The Salvaging Disposition: Waste and the Novel Form
In my current book project, The Salvaging Disposition: Waste and the Novel Form, I locate the emergence of a modern sense of waste in the seventeenth and eighteenth centuries, when Baconian science and European colonialism began to conceive of the New World as an untapped spring of inexhaustible resources. Alongside this ideology of infinite growth, I argue that the period of early modernity also witnessed a surge of interest in the category of byproduct waste as a site of potential value. This new conception of waste—as salvageable byproduct—is at the heart of one of English literature’s earliest novels, Daniel Defoe’s Robinson Crusoe, whose central character famously sustains himself by fashioning an island habitation out of the wreckage that made him a castaway. My project follows this salvaging impulse in works that have long been associated with the rise of the novel.

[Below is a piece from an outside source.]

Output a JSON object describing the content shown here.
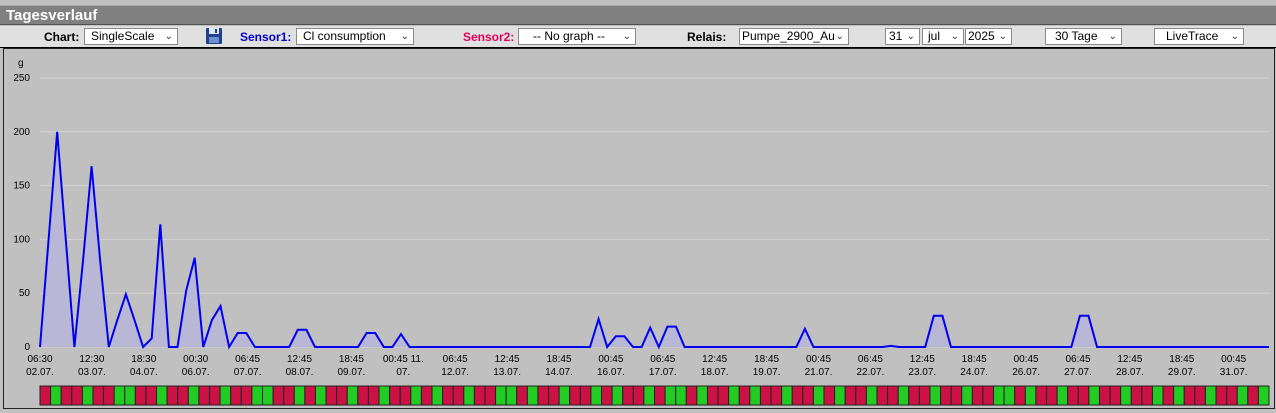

Rather than simply documenting the presence of waste materials in literary texts, I show that the novel itself emerged in this period as a form for managing the waste generated by a rapidly shifting economy. Across my chapters, I maintain that the rise of the novel is a series of experiments in waste management. I argue that salvaging, rather than property ownership, is the constitutive feature of modern identity.
Multidisciplinary conversations have consistently animated my research and thinking. In 2017-18, I was the recipient (along with Hannah Eisler Burnett) of a Graduate Collaboration Grant from the Arts, Science, and Culture Initiative at the University of Chicago. Our project, “Elaborating Waste,” brought together literary and social-scientific analysis to explore obstacles to the fluid convertibility of waste. After a series of interviews and field trips, the project culminated in an installation that dramatized the epistemological and scalar challenges faced by Chicago’s wastewater treatment system.